You can replicate this by giving your model the same file and the same prompt.

[-]

FullstackSensei@reddit

I think a big issue is the quant and the tooling/harness. Yes, 3.6 is better but Gemma 4 would very probably have completed the task successfully with a better quant and/or a good harness.

Q4 is, more often than not, not good enough for tasks with any amount of complexity at such model sizes. Higher quants are even more crucial when working with larger contexts, where the model needs to have even more nuance to stay "focused".

You don't need to, and shouldn't aim to fit the whole model + context in VRAM. The obsession with token generation speed, is very misguided. The only things that matter is how fast you can actually completes tasks and how much you had to intervene.

Even if you don't have enough VRAM, use system RAM to offload. Those are 3-4B active parameter models, they'll still be plenty fast running Q8 with all the FFN layers on CPU.

You'll get a lot more done at 1/3rd the speed but with less interventions and less corrections than at full speed but having to constantly correct the model or fix by hand the mistakes it makes.

[-]

redditorialy_retard@reddit

Exactly reason why im upgrading my ram even though it cost a shit ton

[-]

vulcan4d@reddit

We need more of these and different quant testing to validate the information that we are basically sold to. Everything on paper looks good but everyone seems focussed on testing extremely large models that many simply just dream of running.

[-]

redditorialy_retard@reddit

And most people run models at around Q4-5 as those are the ones that fit inside the GPU

[-]

jacek2023@reddit

Usually youtubers talking about LLMs are shit but this looks good, thanks for sharing.

[-]

ps5cfw@reddit

QWEN 3.6 really is the first time I can really work 100% locally without needing any cloud AI model, so I'm not too surprised.

[-]

FastHotEmu@reddit

not reverse engineer, just recall

[-]

Express_Quail_1493@reddit

i love this guys videos. he does real test on projects the LLM would stumble on to intentially feel out the models without relying heavily on benchmarks.

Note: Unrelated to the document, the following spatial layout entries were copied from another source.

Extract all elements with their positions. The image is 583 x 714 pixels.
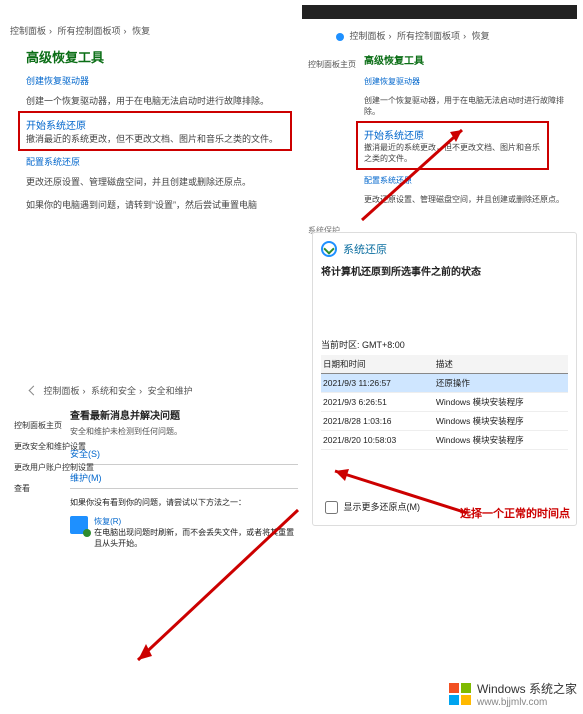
table-row[interactable]: 2021/9/3 6:26:51 Windows 模块安装程序 (321, 393, 568, 412)
maintenance-section-link[interactable]: 维护(M) (70, 471, 298, 484)
column-datetime[interactable]: 日期和时间 (321, 355, 434, 374)
sidebar: 控制面板主页 更改安全和维护设置 更改用户账户控制设置 查看 (14, 420, 94, 504)
cell-datetime: 2021/9/3 11:26:57 (321, 374, 434, 393)
dialog-title: 系统还原 (343, 241, 387, 257)
cell-description: Windows 模块安装程序 (434, 393, 568, 412)
breadcrumb-item[interactable]: 控制面板 (44, 386, 80, 396)
cell-description: Windows 模块安装程序 (434, 431, 568, 450)
timezone-label: 当前时区: GMT+8:00 (321, 338, 568, 351)
page-title: 高级恢复工具 (364, 52, 577, 67)
window-titlebar (302, 5, 577, 19)
create-recovery-drive-link[interactable]: 创建恢复驱动器 (364, 77, 420, 86)
dialog-subtitle: 将计算机还原到所选事件之前的状态 (321, 263, 568, 278)
start-system-restore-link[interactable]: 开始系统还原 (364, 131, 424, 142)
highlighted-option: 开始系统还原 撤消最近的系统更改，但不更改文档、图片和音乐之类的文件。 (356, 121, 549, 170)
table-row[interactable]: 2021/8/20 10:58:03 Windows 模块安装程序 (321, 431, 568, 450)
column-description[interactable]: 描述 (434, 355, 568, 374)
table-row[interactable]: 2021/8/28 1:03:16 Windows 模块安装程序 (321, 412, 568, 431)
help-text: 如果你没有看到你的问题，请尝试以下方法之一： (70, 497, 298, 508)
back-icon[interactable] (29, 386, 39, 396)
system-restore-icon (321, 241, 337, 257)
breadcrumb-item[interactable]: 系统和安全 (91, 386, 136, 396)
breadcrumb-item[interactable]: 控制面板 (350, 31, 386, 41)
breadcrumb-item[interactable]: 恢复 (472, 31, 490, 41)
breadcrumb[interactable]: 控制面板› 所有控制面板项› 恢复 (10, 24, 298, 37)
start-system-restore-link[interactable]: 开始系统还原 (26, 121, 86, 132)
create-recovery-drive-desc: 创建一个恢复驱动器，用于在电脑无法启动时进行故障排除。 (26, 94, 298, 107)
cell-description: 还原操作 (434, 374, 568, 393)
divider (70, 488, 298, 489)
page-title: 查看最新消息并解决问题 (70, 407, 298, 422)
configure-restore-desc: 更改还原设置、管理磁盘空间，并且创建或删除还原点。 (364, 194, 577, 205)
security-section-link[interactable]: 安全(S) (70, 447, 298, 460)
configure-restore-link[interactable]: 配置系统还原 (26, 157, 80, 167)
watermark-url: www.bjjmlv.com (477, 697, 577, 708)
create-recovery-drive-link[interactable]: 创建恢复驱动器 (26, 76, 89, 86)
configure-restore-link[interactable]: 配置系统还原 (364, 176, 412, 185)
watermark-brand: Windows 系统之家 (477, 682, 577, 696)
start-system-restore-desc: 撤消最近的系统更改，但不更改文档、图片和音乐之类的文件。 (364, 142, 541, 164)
breadcrumb-item[interactable]: 安全和维护 (148, 386, 193, 396)
recovery-option[interactable]: 恢复(R) 在电脑出现问题时刷新，而不会丢失文件，或者将其重置且从头开始。 (70, 516, 298, 549)
recovery-panel-window: 控制面板› 所有控制面板项› 恢复 控制面板主页 高级恢复工具 创建恢复驱动器 … (302, 5, 577, 205)
control-panel-icon (336, 33, 344, 41)
windows-logo-icon (449, 683, 471, 705)
cell-datetime: 2021/9/3 6:26:51 (321, 393, 434, 412)
reset-pc-note: 如果你的电脑遇到问题，请转到“设置”，然后尝试重置电脑 (26, 198, 298, 211)
highlighted-option: 开始系统还原 撤消最近的系统更改，但不更改文档、图片和音乐之类的文件。 (18, 111, 292, 151)
breadcrumb-item[interactable]: 所有控制面板项 (397, 31, 460, 41)
system-restore-dialog: 系统还原 将计算机还原到所选事件之前的状态 当前时区: GMT+8:00 日期和… (312, 232, 577, 526)
breadcrumb[interactable]: 控制面板› 系统和安全› 安全和维护 (30, 384, 298, 397)
configure-restore-desc: 更改还原设置、管理磁盘空间，并且创建或删除还原点。 (26, 175, 298, 188)
create-recovery-drive-desc: 创建一个恢复驱动器，用于在电脑无法启动时进行故障排除。 (364, 95, 577, 117)
cell-description: Windows 模块安装程序 (434, 412, 568, 431)
sidebar-item[interactable]: 查看 (14, 483, 94, 494)
recovery-icon (70, 516, 88, 534)
show-more-points-checkbox[interactable] (325, 501, 338, 514)
sidebar-item[interactable]: 控制面板主页 (14, 420, 94, 431)
recovery-panel-zoom: 控制面板› 所有控制面板项› 恢复 高级恢复工具 创建恢复驱动器 创建一个恢复驱… (8, 20, 298, 211)
breadcrumb-item[interactable]: 恢复 (132, 26, 150, 36)
recovery-link[interactable]: 恢复(R) (94, 517, 121, 526)
divider (70, 464, 298, 465)
start-system-restore-desc: 撤消最近的系统更改，但不更改文档、图片和音乐之类的文件。 (26, 132, 284, 145)
annotation-text: 选择一个正常的时间点 (460, 505, 570, 521)
sidebar-item[interactable]: 更改安全和维护设置 (14, 441, 94, 452)
recovery-desc: 在电脑出现问题时刷新，而不会丢失文件，或者将其重置且从头开始。 (94, 528, 294, 548)
show-more-points-label: 显示更多还原点(M) (344, 502, 421, 512)
breadcrumb-item[interactable]: 所有控制面板项 (58, 26, 121, 36)
breadcrumb[interactable]: 控制面板› 所有控制面板项› 恢复 (336, 29, 577, 42)
restore-points-table: 日期和时间 描述 2021/9/3 11:26:57 还原操作 2021/9/3… (321, 355, 568, 450)
page-title: 高级恢复工具 (26, 47, 298, 66)
table-row[interactable]: 2021/9/3 11:26:57 还原操作 (321, 374, 568, 393)
security-maintenance-panel: 控制面板› 系统和安全› 安全和维护 控制面板主页 更改安全和维护设置 更改用户… (8, 380, 298, 549)
status-text: 安全和维护未检测到任何问题。 (70, 426, 298, 437)
cell-datetime: 2021/8/28 1:03:16 (321, 412, 434, 431)
cell-datetime: 2021/8/20 10:58:03 (321, 431, 434, 450)
watermark: Windows 系统之家 www.bjjmlv.com (449, 680, 577, 708)
sidebar-home-link[interactable]: 控制面板主页 (308, 59, 356, 70)
breadcrumb-item[interactable]: 控制面板 (10, 26, 46, 36)
sidebar-item[interactable]: 更改用户账户控制设置 (14, 462, 94, 473)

Most youtubers are lazy zero-shot single file HTML edits which doesn't say much since pretty much all models can do that LOL

[-]

pmttyji@reddit

Can you share other youtube channels(on LLM stuff) you're watching? Thanks

[-]

nikhilprasanth@reddit

Intresting to see that the lm studio quants are performing better than unsloth ones across the three models.